When it comes to the journey of life, we all have our own story to tell. Each of us is unique and different in the path we took, but we’ve all arrived at the same place – the foot of the Cross. It’s at this point we make a decision, to continue traveling through life making our own pathway, or to put our trust in Him who died so that we may have life, and life in its fullest.
This is Lea’s story.
The last thing I had in mind when leaving for university was to become a Christian. I was a super happy 18 year old who was leaving her small and dull village life for the exciting life of Tirana – the capital of Albania. I would be hundreds of miles away from all the curious eyes and gossiping mouths, just to do what I wanted – enjoy life to the full.
I fell in love with the vast city straight away, and the intensity of life there beautifully embraced me. I appreciated the fact that I didn’t know any one, no familiar faces to be noticed. I was free!
In the middle of that first week, inside the concrete jungle, I was invited to go to a Christian students meeting. I knew no one, except for my roommates, so I thought knowing more people was the secret to more adventures. I remember that evening like it was yesterday. The room was full of young faces. Students of all ages were gathered and sat in horizontal rows numbering a couple of hundred. They were happy and kept hugging each other. I was welcomed and sat near to the person who invited me, then, after a short welcome, songs of praise like I had never heard before burst out from the stage.
I had never been to a church before that, but from watching TV I had the idea that church was a place where solace and quietness was the language you spoke, not noise and dancing. I sat there mesmerised at it all. I didn’t know what to do, run away or stay? I felt both sides. The problem was that it was dark outside and my dormitory was many bus stations away from the meeting place. “I will stay”, said to myself, and oh what a life changing decision that turned out to be.

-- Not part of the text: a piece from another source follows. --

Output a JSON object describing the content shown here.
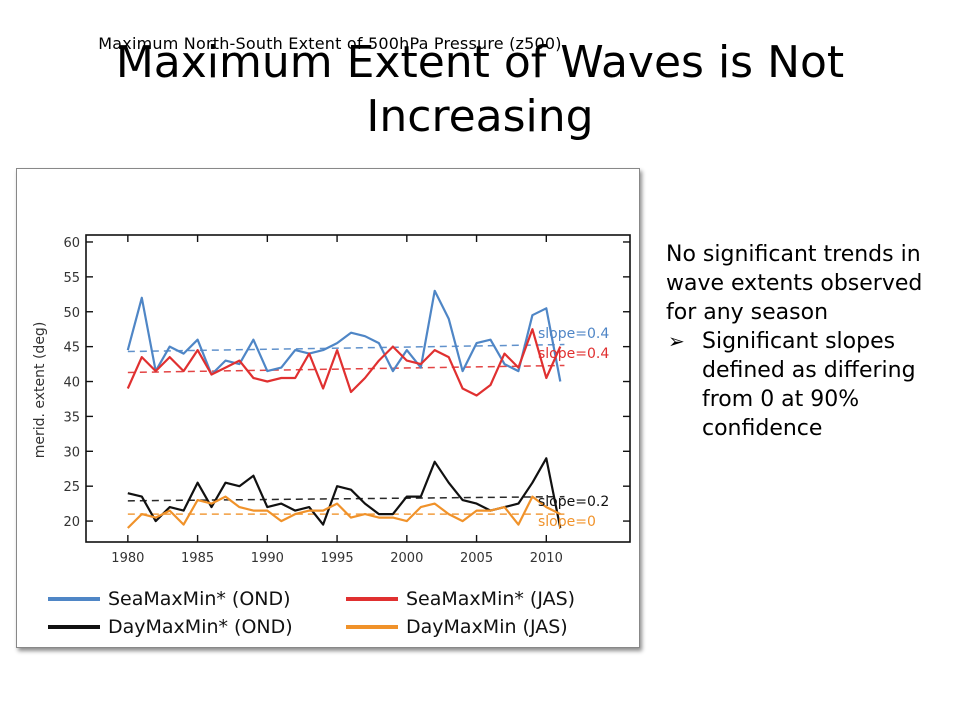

I had heard the name Jesus before, but thought that was just for the Catholic’s and Orthodox people, not me who was born Muslim.
As soon as the songs quietened, a middle age foreign guy ascended the stage. He spoke fluent Albanian and after welcoming us all again, he started to talk about Jesus. Growing up as a Muslim I had heard of that name but thought that was just for the Catholic’s and Orthodox people, not me who was born Muslim. His words gripped me all the time he opened his mouth. I didn’t know what was wrong with me, just the fact that the desire to run from that place disappeared. My head was spinning and my heart was pounding. “I need this”, I kept saying to myself.
I had run from every form of religion at the age of 15. I was tired of unanswered prayers and paralysing poverty. I was very disappointed at a god who had allowed so much suffering and pain in my family. I had given up that way of life and chosen evolution and together with that I promised myself that I was the god of me, I will make my life happen from now on. Yet inside that room, the echo of “Jesus is my friend” and “He loves me” filled every corner of me. My head, mind and soul. I felt altogether powerful and powerless, needy and fulfilled, happy and sad. When the speaker asked if anyone in the room wanted to invite Jesus inside their heart I was one of the first to stand up. I still to this day don’t know how I answered so quick, but that was just the start of my Christian journey.
Jesus is my friend
Many days and years have passed since that Autumn of 1999, but one thing has not changed – Jesus is my friend and He loves me no matter what. He never promised me a perfect life, but a fulfilled, adventurous and satisfying one. I am still exploring that!